Le FIDA a établi une coopération fructueuse entre pays industrialisés, pays en développement, organisations non gouvernementales.
La Commission d'Evaluation du FIDA, qui a parcouru tous les pays bénéficiaires de l'aide de l'institution a constaté l'enthousiasme des bénéficiaires et souhaité que l'institution puisse poursuivre son action avec des moyens suffisants, mais a de plus recommandé que l'institution demeure une organisation de savoirs sur la pauvreté rurale. Dans un temps où l'économie se caractérise par la prédominance de la connaissance et de la transmission de la connaissance, le FIDA doit non seulement créer des savoirs, dans le domaine de la pauvreté rurale, mais en assurer la gestion et contribuer à leur dissémination.
Dans la poursuite de sa tâche, le FIDA devra tenir compte de l'évolution dans le monde d'aujourd'hui, des problèmes de la pauvreté rurale et de l'insécurité alimentaire.
Sur le plan géographique, une nouvelle carte de la faim s'est dessinée avec le développement de la misère dans les pays d'Europe Orientale, la situation de la population des Grands Lacs en Afrique, la permanence de nombreuses poches de grande pauvreté en Asie et en Amérique Latine.
D'autre part, la diminution de l'aide publique sur le plan financier au profit du développement des investissements du secteur privé beaucoup plus sélectifs, rend plus difficile la lutte contre la famine et la pauvreté.
Le FIDA doit donc pratiquer une plus grande sélection de ses efforts et améliorer sa coopération avec les autres organisations internationales afin d'éliminer les doubles emplois et rechercher de nouveaux partenaires dans le secteur privé.
Il n'en reste pas moins que les conceptions libérales de l'activité économique internationale, quelle que soit leur efficacité, ne peuvent ignorer les dispositions spécifiques qu'appelle l'insertion des pauvres dans l'économie de marché.
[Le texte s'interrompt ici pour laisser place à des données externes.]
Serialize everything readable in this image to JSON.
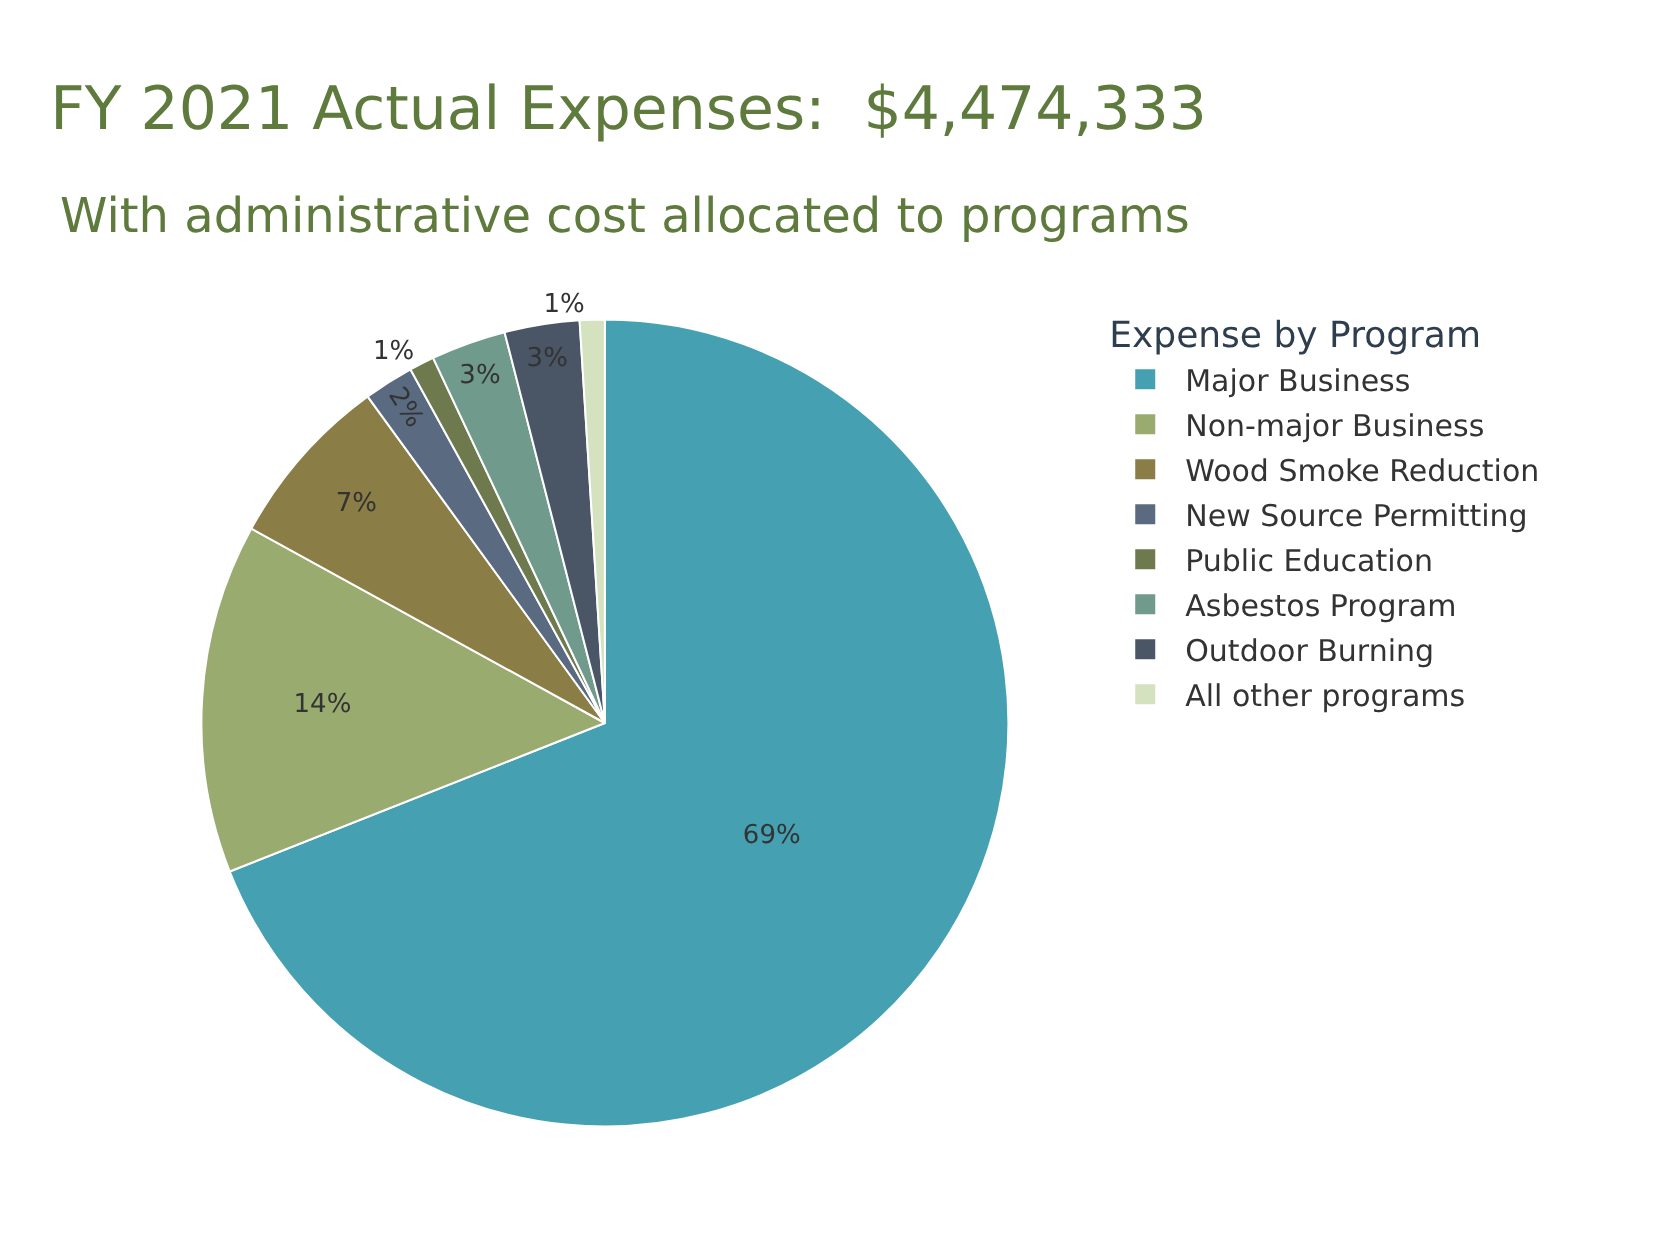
{
  "chart_data": {
    "type": "pie",
    "title": "FY 2021 Actual Expenses:  $4,474,333",
    "subtitle": "With administrative cost allocated to programs",
    "legend_title": "Expense by Program",
    "legend": "right",
    "categories": [
      "Major Business",
      "Non-major Business",
      "Wood Smoke Reduction",
      "New Source Permitting",
      "Public Education",
      "Asbestos Program",
      "Outdoor Burning",
      "All other programs"
    ],
    "values": [
      69,
      14,
      7,
      2,
      1,
      3,
      3,
      1
    ],
    "value_labels": [
      "69%",
      "14%",
      "7%",
      "2%",
      "1%",
      "3%",
      "3%",
      "1%"
    ],
    "colors": [
      "#45a0b2",
      "#9aab70",
      "#8a7d45",
      "#5a6a80",
      "#6e7a4e",
      "#6f9a8c",
      "#4a5566",
      "#d4e2c0"
    ]
  }
}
Il en va sur le plan international comme sur le plan national: les mécanismes du marché sont à eux seuls inefficaces ou impuissants.
La générosité des organisations privées ne permet pas de compenser la baisse relative des contributions publiques.
Mon souhait, en ce vingtième anniversaire de la création du FIDA, sera donc qu'un effort financier public significatif soit maintenu à l'occasion des reconstitutions périodiques des ressources financières du Fonds.
Cela est d'autant plus nécessaire que l'élargissement du champ géographique de l'intervention du FIDA -élargissement complètement justifié- n'empêche pas l'institution de reconnaître une certaine priorité au Continent Africain. En dépit de quelques progrès encourageants, les perspectives de développement restent largement inférieures à celles des autres continents. Or, l'économie globale ne peut s'accommoder de disparités insupportables entre ses diverses parties.
Puisse l'action du FIDA contribuer dans les décennies à venir à réduire la pauvreté dans le monde et à favoriser ainsi le progrès et la paix.